The proposed consent order has been placed on the public record for sixty (60) days for reception of comments by interested persons. Comments received during this period will become part of the public record. After sixty (60) days, the Commission will again review the agreement and the comments received and will decide whether it should withdraw from the agreement and take other appropriate action or make final the agreements proposed order.
The Commissions complaint alleges several unfair or deceptive acts or practices related to the proposed respondents policy of inducing consumers who have filed for bankruptcy protection to sign agreements reaffirming debts owed to proposed respondent prior to the filing of the bankruptcy petition. The complaint charges that the proposed respondent: falsely represented to consumers that signed reaffirmation agreements would be filed with the bankruptcy courts, as required by the United States Bankruptcy Code; falsely represented to consumers that debts associated with unfiled reaffirmation agreements, or agreements that were filed but not approved by the bankruptcy courts, were legally binding on the consumers; and unfairly collected debts that it was not permitted by law to collect.
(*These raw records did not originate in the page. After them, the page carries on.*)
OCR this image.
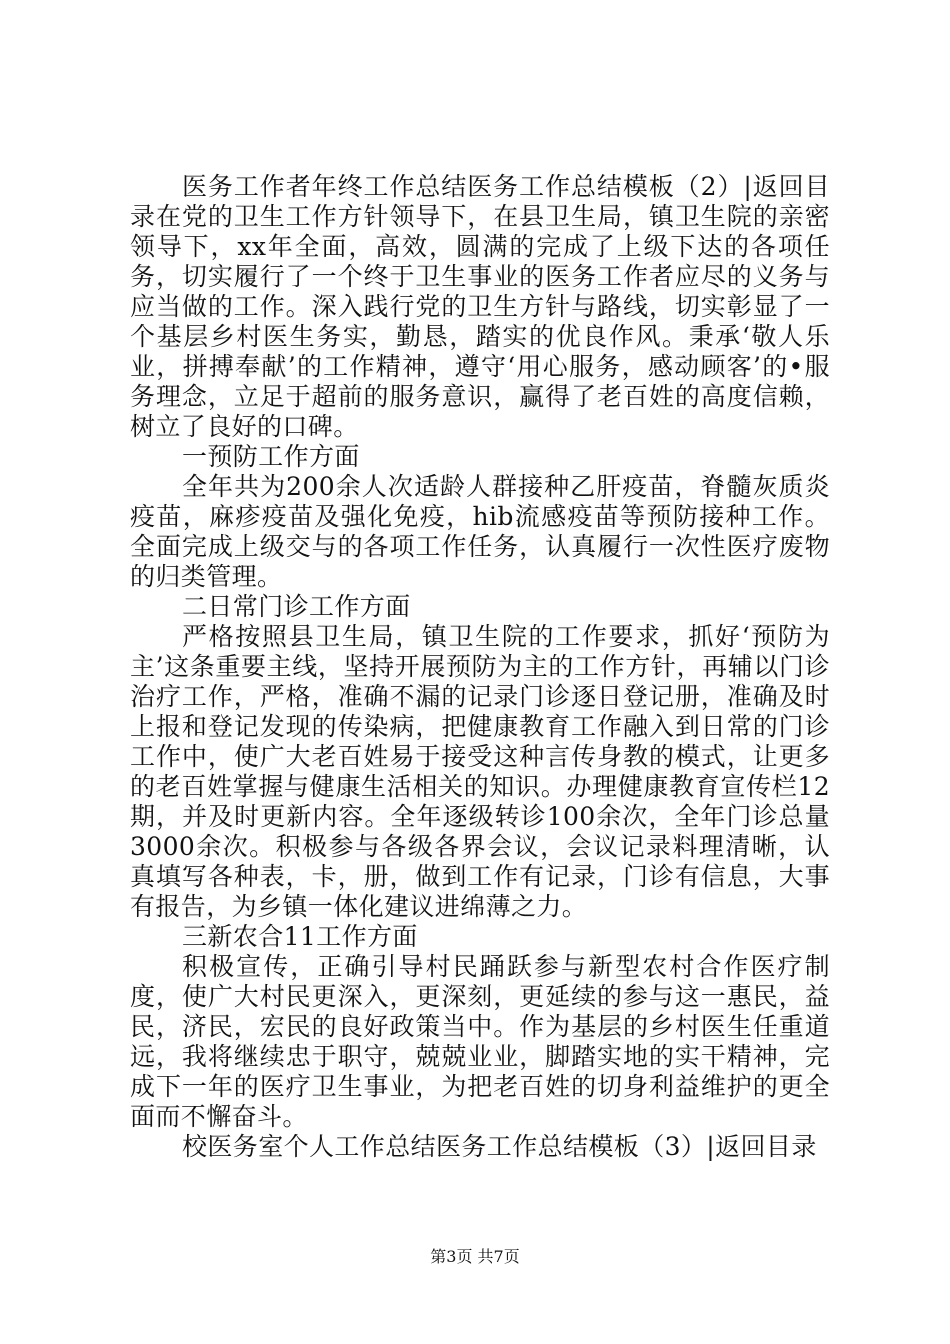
医务工作者年终工作总结医务工作总结模板（2）|返回目录在党的卫生工作方针领导下，在县卫生局，镇卫生院的亲密领导下，xx年全面，高效，圆满的完成了上级下达的各项任务，切实履行了一个终于卫生事业的医务工作者应尽的义务与应当做的工作。深入践行党的卫生方针与路线，切实彰显了一个基层乡村医生务实，勤恳，踏实的优良作风。秉承‘敬人乐业，拼搏奉献’的工作精神，遵守‘用心服务，感动顾客’的•服务理念，立足于超前的服务意识，赢得了老百姓的高度信赖，树立了良好的口碑。

一预防工作方面

全年共为200余人次适龄人群接种乙肝疫苗，脊髓灰质炎疫苗，麻疹疫苗及强化免疫，hib流感疫苗等预防接种工作。全面完成上级交与的各项工作任务，认真履行一次性医疗废物的归类管理。

二日常门诊工作方面

严格按照县卫生局，镇卫生院的工作要求，抓好‘预防为主’这条重要主线，坚持开展预防为主的工作方针，再辅以门诊治疗工作，严格，准确不漏的记录门诊逐日登记册，准确及时上报和登记发现的传染病，把健康教育工作融入到日常的门诊工作中，使广大老百姓易于接受这种言传身教的模式，让更多的老百姓掌握与健康生活相关的知识。办理健康教育宣传栏12期，并及时更新内容。全年逐级转诊100余次，全年门诊总量3000余次。积极参与各级各界会议，会议记录料理清晰，认真填写各种表，卡，册，做到工作有记录，门诊有信息，大事有报告，为乡镇一体化建议进绵薄之力。

三新农合11工作方面

积极宣传，正确引导村民踊跃参与新型农村合作医疗制度，使广大村民更深入，更深刻，更延续的参与这一惠民，益民，济民，宏民的良好政策当中。作为基层的乡村医生任重道远，我将继续忠于职守，兢兢业业，脚踏实地的实干精神，完成下一年的医疗卫生事业，为把老百姓的切身利益维护的更全面而不懈奋斗。

校医务室个人工作总结医务工作总结模板（3）|返回目录

第3页 共7页
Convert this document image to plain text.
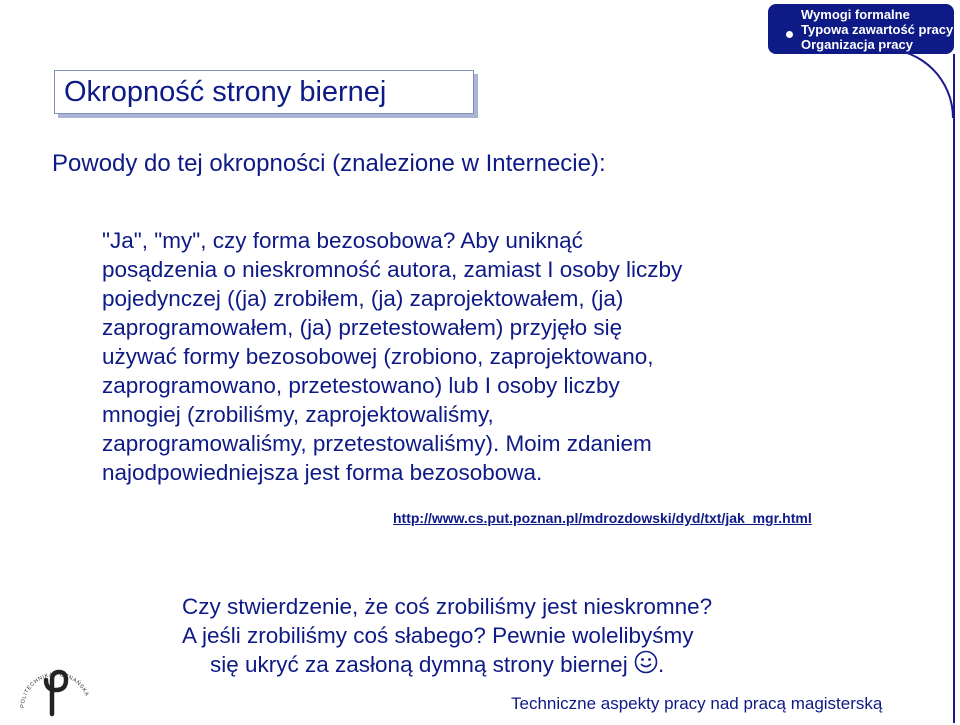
Wymogi formalne
Typowa zawartość pracy
Organizacja pracy
Okropność strony biernej
Powody do tej okropności (znalezione w Internecie):
"Ja", "my", czy forma bezosobowa? Aby uniknąć
posądzenia o nieskromność autora, zamiast I osoby liczby
pojedynczej ((ja) zrobiłem, (ja) zaprojektowałem, (ja)
zaprogramowałem, (ja) przetestowałem) przyjęło się
używać formy bezosobowej (zrobiono, zaprojektowano,
zaprogramowano, przetestowano) lub I osoby liczby
mnogiej (zrobiliśmy, zaprojektowaliśmy,
zaprogramowaliśmy, przetestowaliśmy). Moim zdaniem
najodpowiedniejsza jest forma bezosobowa.
http://www.cs.put.poznan.pl/mdrozdowski/dyd/txt/jak_mgr.html
Czy stwierdzenie, że coś zrobiliśmy jest nieskromne?
A jeśli zrobiliśmy coś słabego? Pewnie wolelibyśmy
się ukryć za zasłoną dymną strony biernej .
POLITECHNIKA POZNAŃSKA	Techniczne aspekty pracy nad pracą magisterską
The proposed consent order contains provisions designed to remedy the violations charged and to prevent the proposed respondent from engaging in similar acts in the future.
The proposed consent order preserves the Commissions right to seek consumer redress if the Commission determines that redress to consumers provided through related named and unnamed legal actions is not adequate.
Part I of the proposed order prohibits the proposed respondent from misrepresenting to consumers who have filed petitions for bankruptcy protection under the United States Bankruptcy Code that (A) reaffirmation agreements will be filed in bankruptcy court; or (B) any reaffirmation agreement is legally binding on the consumer. Part I.C of the proposed order prohibits the proposed respondent from taking any action to collect any debt (including any interest, fee, charge, or expense incidental to the principal obligation) that has been legally discharged in bankruptcy proceedings and that the proposed respondent is not permitted by law to collect. Part II of the proposed order prohibits the proposed respondent from making any material misrepresentation in the collection of any debt subject to a pending bankruptcy proceeding.
Part III of the proposed order contains record keeping requirements for materials that demonstrate the compliance of the proposed respondent with the proposed order. Part IV requires distribution of a copy of the consent decree to certain current and future personnel who have responsibilities related to collecting debts subject to bankruptcy proceedings.
Part V provides for Commission notification upon any change in the corporate respondent affecting compliance obligations arising under the order. Part VI requires the proposed respondent to notify the Commission of proposed settlement terms in related actions filed by various named and unnamed parties. Part VII requires the filing of compliance report(s). Finally, Part VIII provides for the termination of the order after twenty years under certain circumstances.
The purpose of this analysis is to facilitate public comment on the proposed order, and it is not intended to constitute an official interpretation of the agreement and proposed order or to modify in any way their terms.